Philosoph über die Seele von Pflanzen: „Eine schöne Eiche, die ich berühre“

Berge und Flüsse haben eine Seele, sagt der Philosoph Andreas Weber. Er erklärt, wie unsere eigene Essbarkeit demütig macht und warum er Bäume umarmt.

Portrait von Andreas Weber mit einem Hund im Arm

Hunde umarmen okay, aber lässt sich so auch der Planet spüren? Der Philosoph Andreas Weber sagt: „Die Atmosphäre – das sind wir!“ Foto: Isabella De Maddalena/opale/laif

wochentaz: Herr Weber, Ihr Lebensthema ist, die Gefühle in die Ökologie zurückzuholen. Gerade protestieren Landwirte mit Plakaten wie „Bauern for Future“ erregt gegen einen Klimaminister. Umweltschutz war selten so ein emotionales Thema wie in diesen Tagen.
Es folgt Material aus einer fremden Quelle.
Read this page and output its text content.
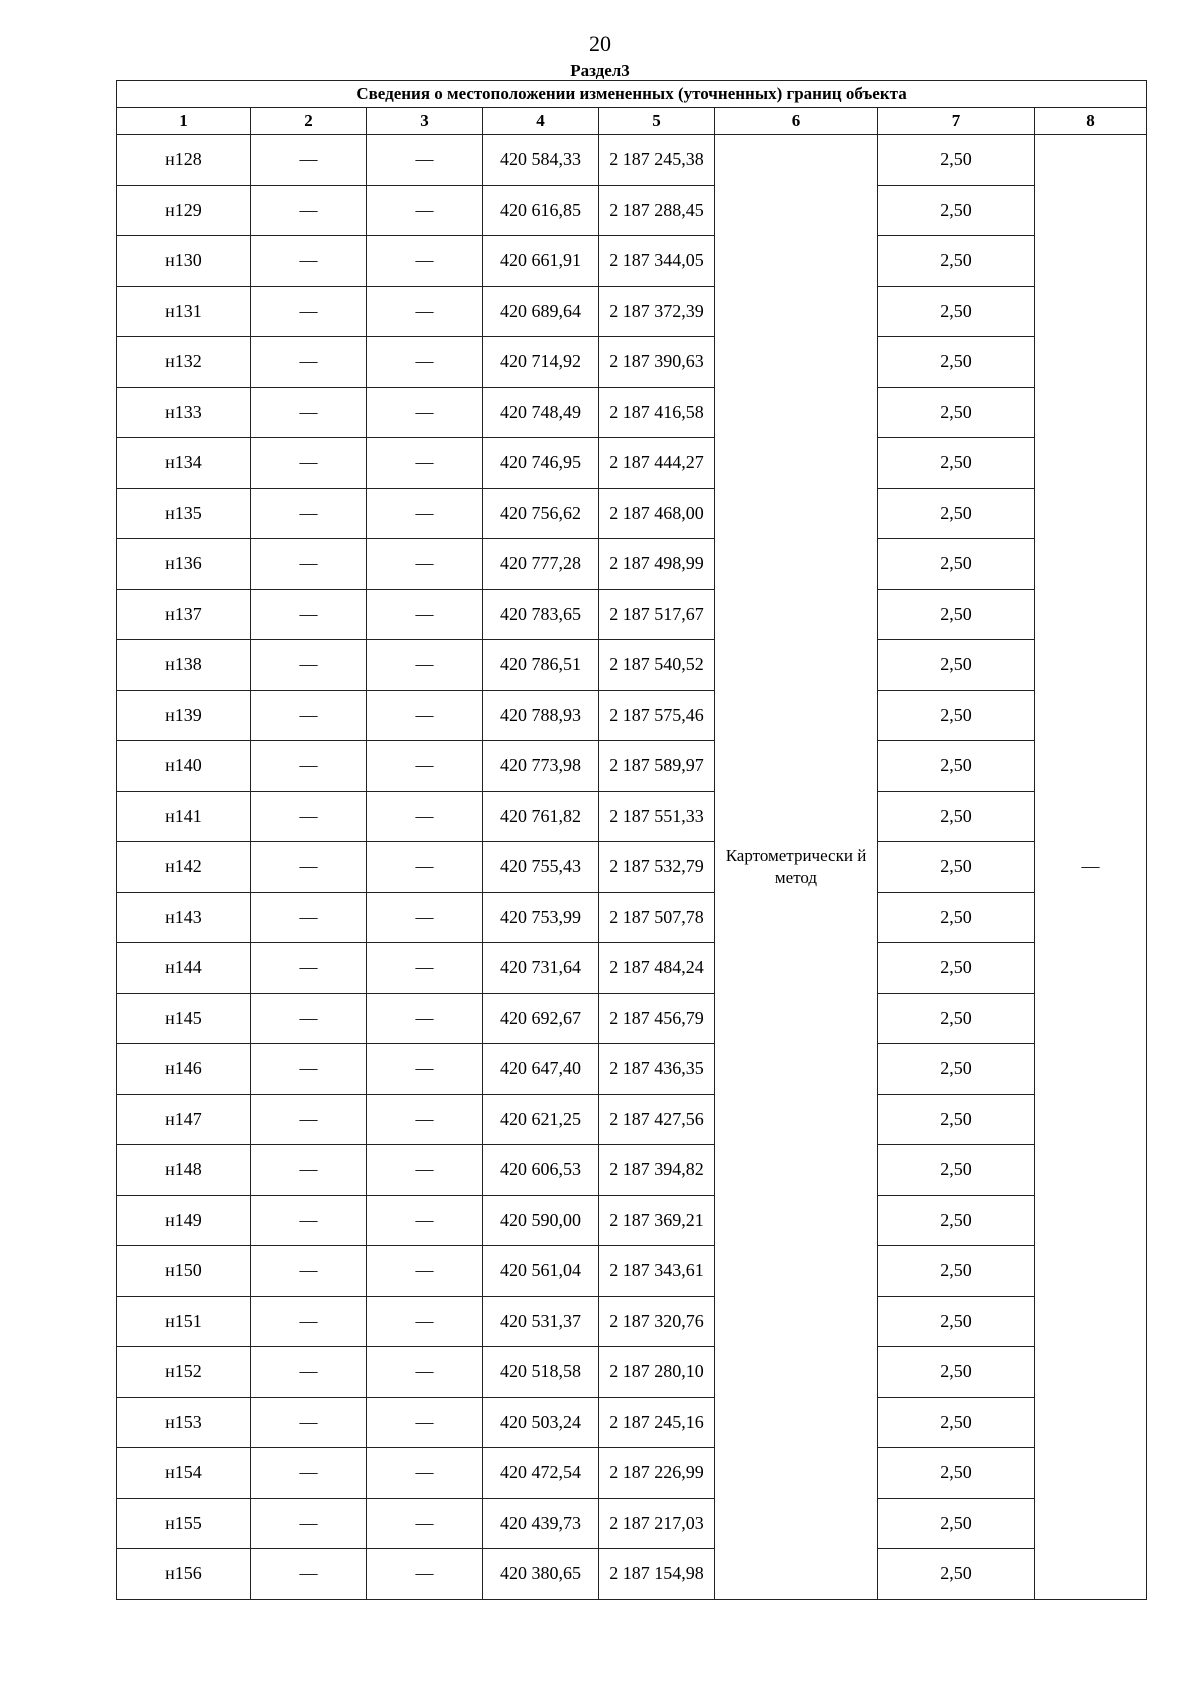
20
Раздел3
Сведения о местоположении измененных (уточненных) границ объекта							
1	2	3	4	5	6	7	8
н128	—	—	420 584,33	2 187 245,38	Картометрически й метод	2,50	—
н129	—	—	420 616,85	2 187 288,45		2,50	
н130	—	—	420 661,91	2 187 344,05		2,50	
н131	—	—	420 689,64	2 187 372,39		2,50	
н132	—	—	420 714,92	2 187 390,63		2,50	
н133	—	—	420 748,49	2 187 416,58		2,50	
н134	—	—	420 746,95	2 187 444,27		2,50	
н135	—	—	420 756,62	2 187 468,00		2,50	
н136	—	—	420 777,28	2 187 498,99		2,50	
н137	—	—	420 783,65	2 187 517,67		2,50	
н138	—	—	420 786,51	2 187 540,52		2,50	
н139	—	—	420 788,93	2 187 575,46		2,50	
н140	—	—	420 773,98	2 187 589,97		2,50	
н141	—	—	420 761,82	2 187 551,33		2,50	
н142	—	—	420 755,43	2 187 532,79		2,50	
н143	—	—	420 753,99	2 187 507,78		2,50	
н144	—	—	420 731,64	2 187 484,24		2,50	
н145	—	—	420 692,67	2 187 456,79		2,50	
н146	—	—	420 647,40	2 187 436,35		2,50	
н147	—	—	420 621,25	2 187 427,56		2,50	
н148	—	—	420 606,53	2 187 394,82		2,50	
н149	—	—	420 590,00	2 187 369,21		2,50	
н150	—	—	420 561,04	2 187 343,61		2,50	
н151	—	—	420 531,37	2 187 320,76		2,50	
н152	—	—	420 518,58	2 187 280,10		2,50	
н153	—	—	420 503,24	2 187 245,16		2,50	
н154	—	—	420 472,54	2 187 226,99		2,50	
н155	—	—	420 439,73	2 187 217,03		2,50	
н156	—	—	420 380,65	2 187 154,98		2,50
Andreas Weber: Dabei ist eigentlich schon das Wort Umweltschutz Teil des Problems.

Wie bitte?

Der Begriff Umwelt stellt uns Menschen in einen Gegensatz zu etwas anderem, genannt Natur. Die Natur wird so zu einem Objekt. Selbst bei der Umweltbewegung ist das so, nur dass die Natur bei ihr eben nicht ausgebeutet, sondern geschützt werden soll.

studierte Biologie und Philosophie und ist promovierter Philosoph. Er arbeitet als Autor von Büchern wie „Alles lebt“ in Berlin. Zuletzt erschien Ende Dezember: „Essbar sein. Versuch einer biologischen Mystik“.

Sie sehen sogar die Umweltbewegung kritisch?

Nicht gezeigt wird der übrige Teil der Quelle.